Before the pandemic, I participated in a project led by Yudit Sidikman, a violence prevention advocate who runs the El Ha-Lev center in Jerusalem, and has helped teach thousands of teens and others to understand when a boundary has been crossed, when to raise their voices to protect themselves, how to run (if possible), and how to fight back with basic, effective self-defense techniques (if necessary.) She likens learning how to protect your personal boundaries to learning how to swim—a basic life-saving skill endorsed by the Talmud and taught by many Jewish community centers and camps. New research on similar sexual assault prevention models, EAAA (Enhanced Assess, Acknowledge, Act) show that even with minimal training in the self-defense elements, there are strong benefits.

The writer Melissa Febos recently wrote in The New York Times about the pandemic and touch:  

“This long isolation has also been a respite from navigating forms of touch that I find more intrusive, even violating. The phrase ‘skin hunger,’ the state of longing that results from touch deprivation, has become newly familiar to many, but we still don’t have words for the receiving of touch we don’t crave but commonly endure and even consent to because we don’t feel entitled to resist it.”

Now is a perfect time to emphasize the skills required for setting boundaries and to imagine what a better touch culture could be. To help advance this vision, Moving Traditions will be holding an online train-the-trainer institute on May 20, 2021 for senior camp professionals; other youth professionals, such as travel staff, are welcome.
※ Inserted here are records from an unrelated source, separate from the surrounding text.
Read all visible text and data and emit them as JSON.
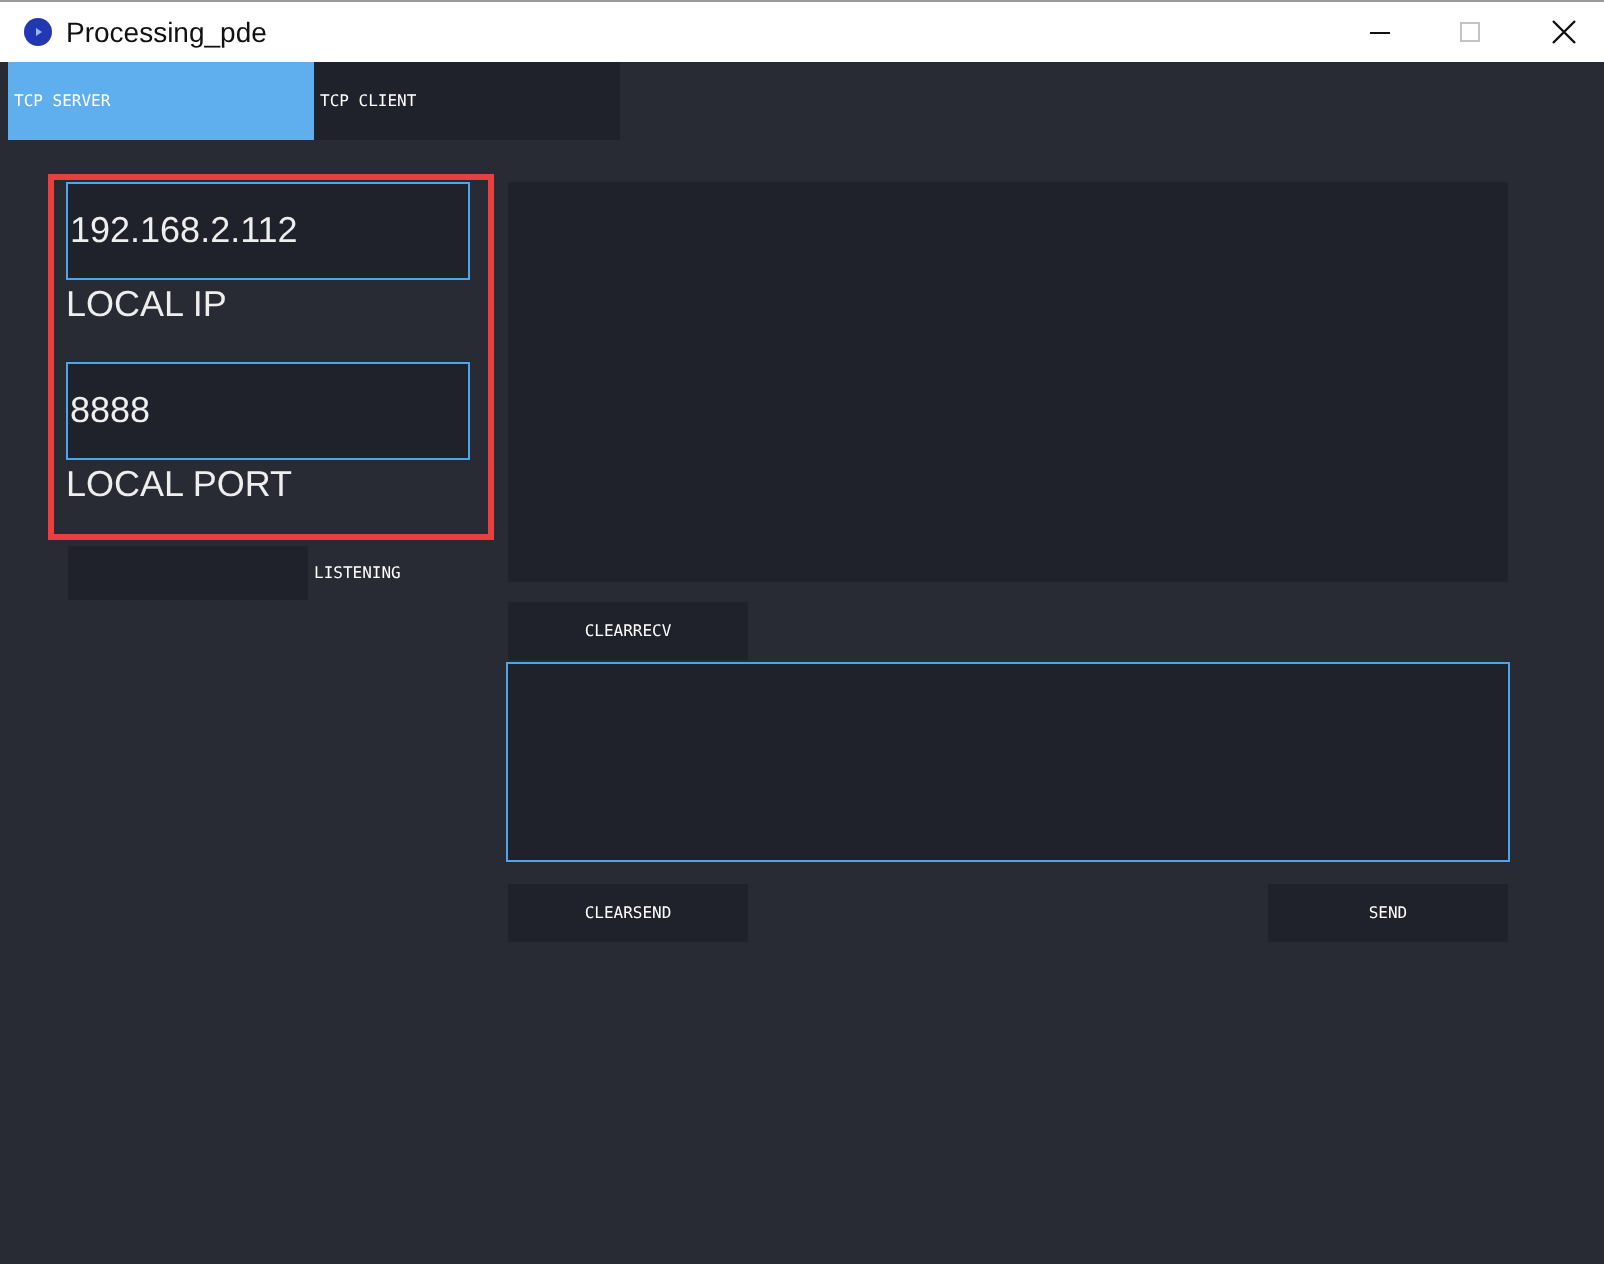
{
  "window": {
    "title": "Processing_pde",
    "maximize_disabled": true
  },
  "tabs": [
    {
      "label": "TCP SERVER",
      "selected": true
    },
    {
      "label": "TCP CLIENT",
      "selected": false
    }
  ],
  "server_settings": {
    "fields": [
      {
        "value": "192.168.2.112",
        "label": "LOCAL IP"
      },
      {
        "value": "8888",
        "label": "LOCAL PORT"
      }
    ],
    "listening_toggle": {
      "label": "LISTENING",
      "on": false
    }
  },
  "receive": {
    "clear_button": "CLEARRECV"
  },
  "send": {
    "clear_button": "CLEARSEND",
    "send_button": "SEND"
  }
}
We will explore how to support campers and junior staff in the unique challenges of Summer 2021, with particular attention to the social emotional issues that youth will likely be experiencing this summer around touch, to promote shared values and a sense of community.

As we emerge from this time of touch deprivation, we can use our bodies to comfort, support, encourage, teach, welcome, and guide one another.

Rabbi Daniel S. Brenner serves as the chief of education for Moving Traditions.